Delete the apps from your phone: You may think that you have the willpower to refrain from using social media without uninstalling the apps from your smartphone. But why take the risk of ruining your break? Removing social media from your phone can help you resist the temptation to check your timeline just once (which may lead to doing it all day again).

Deactivate your accounts: Temporarily shutting down your social media feeds may seem drastic. But it will help with the thoughts that someone may have commented on your posts and that you’re missing something. If your accounts are down, there’s nothing to interact with and nothing to miss. Don’t worry, social media companies let you do this temporarily and come back when your break is over with everything left exactly the way it was when you deactivated.

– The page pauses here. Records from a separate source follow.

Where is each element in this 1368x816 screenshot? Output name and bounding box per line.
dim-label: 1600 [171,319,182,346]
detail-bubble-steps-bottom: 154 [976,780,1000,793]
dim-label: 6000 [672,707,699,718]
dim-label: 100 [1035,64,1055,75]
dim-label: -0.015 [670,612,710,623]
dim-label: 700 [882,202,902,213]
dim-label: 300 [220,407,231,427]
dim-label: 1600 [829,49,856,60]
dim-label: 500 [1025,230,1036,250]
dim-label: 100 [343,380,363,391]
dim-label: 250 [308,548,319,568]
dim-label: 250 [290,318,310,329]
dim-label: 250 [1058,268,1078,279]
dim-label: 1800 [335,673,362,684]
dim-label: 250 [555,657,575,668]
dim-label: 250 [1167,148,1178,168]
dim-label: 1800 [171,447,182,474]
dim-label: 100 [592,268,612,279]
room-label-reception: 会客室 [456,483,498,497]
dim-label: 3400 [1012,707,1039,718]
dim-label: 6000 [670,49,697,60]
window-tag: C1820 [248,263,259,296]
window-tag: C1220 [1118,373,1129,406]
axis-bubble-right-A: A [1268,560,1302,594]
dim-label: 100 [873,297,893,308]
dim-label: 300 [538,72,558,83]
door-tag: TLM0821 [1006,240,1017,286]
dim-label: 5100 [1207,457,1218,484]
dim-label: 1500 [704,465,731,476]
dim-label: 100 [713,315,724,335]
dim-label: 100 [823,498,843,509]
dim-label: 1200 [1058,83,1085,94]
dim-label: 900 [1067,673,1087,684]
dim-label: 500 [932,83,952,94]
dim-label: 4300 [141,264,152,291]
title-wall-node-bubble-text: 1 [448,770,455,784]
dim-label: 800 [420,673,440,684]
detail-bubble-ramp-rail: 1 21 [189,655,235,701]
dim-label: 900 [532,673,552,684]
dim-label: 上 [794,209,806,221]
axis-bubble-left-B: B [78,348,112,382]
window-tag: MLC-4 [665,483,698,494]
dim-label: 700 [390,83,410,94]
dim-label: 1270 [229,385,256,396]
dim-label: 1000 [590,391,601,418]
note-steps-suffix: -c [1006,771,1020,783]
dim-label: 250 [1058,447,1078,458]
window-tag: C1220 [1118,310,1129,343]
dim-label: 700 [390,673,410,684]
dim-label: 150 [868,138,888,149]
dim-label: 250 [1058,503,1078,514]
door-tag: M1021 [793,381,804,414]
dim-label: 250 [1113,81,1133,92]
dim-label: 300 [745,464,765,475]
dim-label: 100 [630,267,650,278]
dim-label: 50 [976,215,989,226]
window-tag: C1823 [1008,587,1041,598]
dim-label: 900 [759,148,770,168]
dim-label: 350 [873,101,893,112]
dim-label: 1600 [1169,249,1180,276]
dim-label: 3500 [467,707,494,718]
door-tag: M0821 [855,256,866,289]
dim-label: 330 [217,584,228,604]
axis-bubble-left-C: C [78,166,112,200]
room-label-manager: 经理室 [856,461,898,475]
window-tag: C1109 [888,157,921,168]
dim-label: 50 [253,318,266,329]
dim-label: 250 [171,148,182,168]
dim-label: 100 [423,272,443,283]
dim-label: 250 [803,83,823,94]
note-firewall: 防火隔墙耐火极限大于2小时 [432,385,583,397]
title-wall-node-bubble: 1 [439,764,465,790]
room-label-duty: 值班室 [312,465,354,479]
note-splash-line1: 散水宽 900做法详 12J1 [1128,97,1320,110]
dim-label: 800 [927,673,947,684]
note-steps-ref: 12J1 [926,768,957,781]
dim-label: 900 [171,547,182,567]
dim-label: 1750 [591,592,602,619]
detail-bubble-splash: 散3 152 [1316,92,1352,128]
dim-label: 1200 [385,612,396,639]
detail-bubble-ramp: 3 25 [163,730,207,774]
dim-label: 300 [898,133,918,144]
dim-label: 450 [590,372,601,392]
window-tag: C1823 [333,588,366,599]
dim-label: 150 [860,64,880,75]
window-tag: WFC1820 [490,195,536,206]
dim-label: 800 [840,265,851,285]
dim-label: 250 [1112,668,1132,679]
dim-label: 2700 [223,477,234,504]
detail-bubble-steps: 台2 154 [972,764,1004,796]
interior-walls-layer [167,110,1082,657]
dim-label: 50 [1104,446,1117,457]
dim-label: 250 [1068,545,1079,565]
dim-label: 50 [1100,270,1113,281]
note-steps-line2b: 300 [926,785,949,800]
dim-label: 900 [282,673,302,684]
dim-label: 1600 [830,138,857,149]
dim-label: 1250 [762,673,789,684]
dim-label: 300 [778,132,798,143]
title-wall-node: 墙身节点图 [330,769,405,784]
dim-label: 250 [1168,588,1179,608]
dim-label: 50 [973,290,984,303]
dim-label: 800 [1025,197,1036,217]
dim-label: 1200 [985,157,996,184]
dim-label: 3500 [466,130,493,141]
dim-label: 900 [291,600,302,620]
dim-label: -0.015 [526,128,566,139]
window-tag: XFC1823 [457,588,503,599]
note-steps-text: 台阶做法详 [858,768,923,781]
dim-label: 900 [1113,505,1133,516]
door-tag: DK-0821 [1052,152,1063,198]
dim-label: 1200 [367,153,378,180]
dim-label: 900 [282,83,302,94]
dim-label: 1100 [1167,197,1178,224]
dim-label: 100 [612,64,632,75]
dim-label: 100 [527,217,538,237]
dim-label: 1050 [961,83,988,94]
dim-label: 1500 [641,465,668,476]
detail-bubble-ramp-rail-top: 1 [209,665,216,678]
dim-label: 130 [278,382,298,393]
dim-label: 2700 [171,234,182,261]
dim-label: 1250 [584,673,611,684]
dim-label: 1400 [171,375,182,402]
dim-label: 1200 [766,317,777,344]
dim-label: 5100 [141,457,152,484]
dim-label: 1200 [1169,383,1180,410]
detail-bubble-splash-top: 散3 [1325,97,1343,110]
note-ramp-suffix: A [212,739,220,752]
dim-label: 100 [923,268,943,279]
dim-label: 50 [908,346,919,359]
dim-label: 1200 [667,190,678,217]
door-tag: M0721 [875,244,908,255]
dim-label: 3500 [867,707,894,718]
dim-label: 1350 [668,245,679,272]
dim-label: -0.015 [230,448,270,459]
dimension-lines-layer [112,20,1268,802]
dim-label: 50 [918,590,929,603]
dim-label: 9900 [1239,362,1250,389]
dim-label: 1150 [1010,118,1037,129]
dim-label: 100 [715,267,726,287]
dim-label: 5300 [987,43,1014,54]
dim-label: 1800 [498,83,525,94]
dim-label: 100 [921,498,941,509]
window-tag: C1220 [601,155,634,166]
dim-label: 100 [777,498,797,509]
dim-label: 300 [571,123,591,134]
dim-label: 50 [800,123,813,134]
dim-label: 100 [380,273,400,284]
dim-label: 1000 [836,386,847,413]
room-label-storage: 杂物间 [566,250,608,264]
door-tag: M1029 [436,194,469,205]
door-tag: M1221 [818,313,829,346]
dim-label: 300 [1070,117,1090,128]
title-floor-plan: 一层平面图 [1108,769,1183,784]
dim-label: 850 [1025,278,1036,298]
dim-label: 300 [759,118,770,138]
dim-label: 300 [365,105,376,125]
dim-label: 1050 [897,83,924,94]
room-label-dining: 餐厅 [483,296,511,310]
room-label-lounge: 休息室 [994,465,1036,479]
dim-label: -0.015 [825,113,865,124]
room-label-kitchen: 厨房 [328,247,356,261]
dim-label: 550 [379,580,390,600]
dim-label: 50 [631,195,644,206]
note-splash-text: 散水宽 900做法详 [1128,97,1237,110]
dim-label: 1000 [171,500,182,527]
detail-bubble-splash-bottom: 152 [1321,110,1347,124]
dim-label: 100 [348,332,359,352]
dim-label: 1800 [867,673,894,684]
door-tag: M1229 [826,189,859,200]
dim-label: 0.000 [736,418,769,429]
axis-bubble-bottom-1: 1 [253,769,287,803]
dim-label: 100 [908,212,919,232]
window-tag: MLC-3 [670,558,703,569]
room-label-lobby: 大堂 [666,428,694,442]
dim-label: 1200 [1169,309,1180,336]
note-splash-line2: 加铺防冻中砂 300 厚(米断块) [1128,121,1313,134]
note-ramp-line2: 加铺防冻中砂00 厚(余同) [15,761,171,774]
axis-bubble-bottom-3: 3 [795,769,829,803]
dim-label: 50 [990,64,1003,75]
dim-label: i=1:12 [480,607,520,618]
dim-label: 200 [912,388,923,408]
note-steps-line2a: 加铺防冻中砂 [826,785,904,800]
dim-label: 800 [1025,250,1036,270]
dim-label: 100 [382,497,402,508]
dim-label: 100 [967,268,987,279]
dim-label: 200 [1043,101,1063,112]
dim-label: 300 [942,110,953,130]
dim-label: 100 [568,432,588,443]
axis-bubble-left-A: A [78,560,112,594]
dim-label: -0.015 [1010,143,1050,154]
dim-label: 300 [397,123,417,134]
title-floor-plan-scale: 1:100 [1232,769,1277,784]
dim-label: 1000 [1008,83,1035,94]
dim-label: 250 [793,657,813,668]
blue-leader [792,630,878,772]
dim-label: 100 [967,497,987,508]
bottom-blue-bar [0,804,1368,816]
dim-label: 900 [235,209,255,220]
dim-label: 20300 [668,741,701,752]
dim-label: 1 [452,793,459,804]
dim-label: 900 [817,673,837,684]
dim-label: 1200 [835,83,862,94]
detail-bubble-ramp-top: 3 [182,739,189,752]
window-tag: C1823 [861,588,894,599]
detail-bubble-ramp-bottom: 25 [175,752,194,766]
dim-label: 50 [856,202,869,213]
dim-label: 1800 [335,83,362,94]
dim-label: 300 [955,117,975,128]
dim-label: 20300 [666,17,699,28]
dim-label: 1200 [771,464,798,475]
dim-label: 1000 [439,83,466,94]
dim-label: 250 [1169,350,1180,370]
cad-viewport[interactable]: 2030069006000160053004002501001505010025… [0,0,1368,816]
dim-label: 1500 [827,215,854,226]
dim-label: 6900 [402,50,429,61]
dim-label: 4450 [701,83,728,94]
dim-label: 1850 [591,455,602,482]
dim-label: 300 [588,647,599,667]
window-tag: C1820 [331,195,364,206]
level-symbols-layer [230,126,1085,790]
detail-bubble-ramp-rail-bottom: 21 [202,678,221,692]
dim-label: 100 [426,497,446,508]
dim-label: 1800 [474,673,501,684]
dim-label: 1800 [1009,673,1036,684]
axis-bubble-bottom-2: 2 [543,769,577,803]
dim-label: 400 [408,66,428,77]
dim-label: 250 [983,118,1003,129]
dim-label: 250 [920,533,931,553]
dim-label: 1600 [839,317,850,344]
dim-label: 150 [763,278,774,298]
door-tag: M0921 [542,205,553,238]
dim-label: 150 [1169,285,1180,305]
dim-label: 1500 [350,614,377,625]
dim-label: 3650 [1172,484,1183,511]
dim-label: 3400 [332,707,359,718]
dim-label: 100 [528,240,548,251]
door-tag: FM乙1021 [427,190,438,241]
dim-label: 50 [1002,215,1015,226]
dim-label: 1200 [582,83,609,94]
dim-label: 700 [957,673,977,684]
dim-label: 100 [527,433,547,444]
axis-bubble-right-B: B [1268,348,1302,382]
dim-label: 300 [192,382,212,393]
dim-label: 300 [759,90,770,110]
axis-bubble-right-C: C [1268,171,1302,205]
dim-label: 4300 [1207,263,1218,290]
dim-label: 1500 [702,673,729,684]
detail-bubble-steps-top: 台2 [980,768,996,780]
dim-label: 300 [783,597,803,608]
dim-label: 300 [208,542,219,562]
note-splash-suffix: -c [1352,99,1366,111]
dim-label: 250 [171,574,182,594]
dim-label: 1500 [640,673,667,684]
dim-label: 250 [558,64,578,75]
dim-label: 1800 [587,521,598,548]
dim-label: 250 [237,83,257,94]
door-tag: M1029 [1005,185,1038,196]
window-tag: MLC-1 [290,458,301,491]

Block access on your phone and computer: Sometimes the social media habit is hard to tame. And even if you deactivate your accounts and delete apps off your phone, it’s very easy to open the service in a web browser and jump right back into scrolling. Consider blocking access to social media websites on all the devices you use. Granted, this is an extreme step and isn’t as simple as pushing “delete,” but cutting off access can help you through a weak moment during your break.

Make a plan for your new-found free time: You may not realize exactly how much time you’re putting into these apps before you take your break. It’s likely quite a bit; you’ll need to fill that time with something else. You could use that free time to start a new hobby, reconnect with neglected loved ones, get some reading done, or even work out and get fit. Whatever you decide to do with your free time is up to you, but it’s a good idea to have a plan, so you don’t fall back into social media out of boredom.

Let your family and friends know: Social media has become many people’s primary form of communication. If you’re going to take a break, let the people you interact with know before you log off. This will head off any undue concern about why you disappeared. Plus, it’s an opportunity to let them support you in your decision. And you can establish other means of communication like texting, phone calls, or even meeting up in person.

Let yourself come back if you want to: A break is a break; it’s not quitting social media entirely. After you’ve accomplished your social media break, give yourself permission to return with a new perspective and better habits. There’s no shame in celebrating your success. But, if you decide during your break that social media isn’t for you anymore, that’s okay too. Enjoy living in the real world exclusively.